New phase for synthetic aperture microscopy
Microscopy is an essential tool in multiple research fields and industries, such as biology, medicine, materials science, and quality control, to name a few. Although many microscopy techniques exist, each has pros and cons, mostly in terms of spatial resolution, speed (images per second), and applicability. For example, scanning electron microscopy can capture images with nanometric resolution, but it offers lower speed and is impractical for certain samples. Other simpler light-based microscopy techniques, such as fluorescence microscopy, are not suitable for visualizing living cells or other small structures because these are generally transparent and thin, which results in low light absorption.
Scientists have developed a technique called synthetic aperture microscopy (SAM), which makes use of an intrinsic property of light, called phase. This property refers to the relative delay between two electromagnetic waves. When light waves pass through a target sample, their relative phases change differently according to the optical properties at each point in the sample and the incident angle of the light. In SAM, multiple phase images can be taken in quick succession with different incident angles. These images are then processed and combined to form a crisper picture.
Although SAM is undoubtedly a promising approach, current implementations lack in both spatial resolution and frame rate to be useful for emerging applications. To address these issues, a team of researchers led by Renjie Zhou from The Chinese University of Hong Kong recently developed a novel SAM method. In their study, published in Advanced Photonics, the team presents an innovative setup for SAM imaging based on digital micromirror devices (DMDs).
DMDs are electronic components widely used in commercial digital projectors. They have a matrix of micromirrors whose orientation can be individually and electronically controlled at high speeds. Using two DMDs and appropriate lenses, the researchers devised a scheme in which the angle of a laser beam reaching the sample can be changed thousands of times per second. Once the light has gone through the sample, it is combined with a portion of the original laser to produce a light pattern known as an interferogram, which carries the phase information. To create the final phase image, multiple interferograms for different incident angles are combined using specially designed algorithms.
The researchers tested their novel method using various types of samples, such as nanometric gratings, red blood cells, and cancer cells. The results were very promising across the board, as Zhou remarks, "Using our DMD-based approach, we could accurately image material structures with features as small as 132 nm, quantify millisecond fluctuations in the membranes of red blood cells, and observe dynamic changes in cellular structure in response to exposure to chemicals." This technique is also label-free, which means that one can observe living cells without harming them with fluorescent chemicals.

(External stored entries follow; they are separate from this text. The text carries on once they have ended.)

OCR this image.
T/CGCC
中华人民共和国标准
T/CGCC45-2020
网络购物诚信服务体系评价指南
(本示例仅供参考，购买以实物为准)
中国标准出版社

Another notable advantage of this new method is the cancelation of laser speckle, a type of unwanted interference that occurs when illuminating a sample with a laser. The use of multiple interferograms to compute one image irons out the random contributions of speckle in each interferogram, making the final composite image crisper. Moreover, one can increase the imaging frame rate as needed by using a lower number of interferograms, as long as the desired image quality is reached.
Zhou believes their SAM method could be a game changer in various fields where microscopy is essential, "We envision that our high-speed imaging technique will find applications in biology and materials research, such as studying the motions and interactions of live cells and monitoring material manufacturing processes in real time for quality control purposes." He also notes that there is room for improvement in terms of speed by using even faster cameras, and that the underlying principles of their approach could be adapted with different algorithms to build a 3-D imaging system.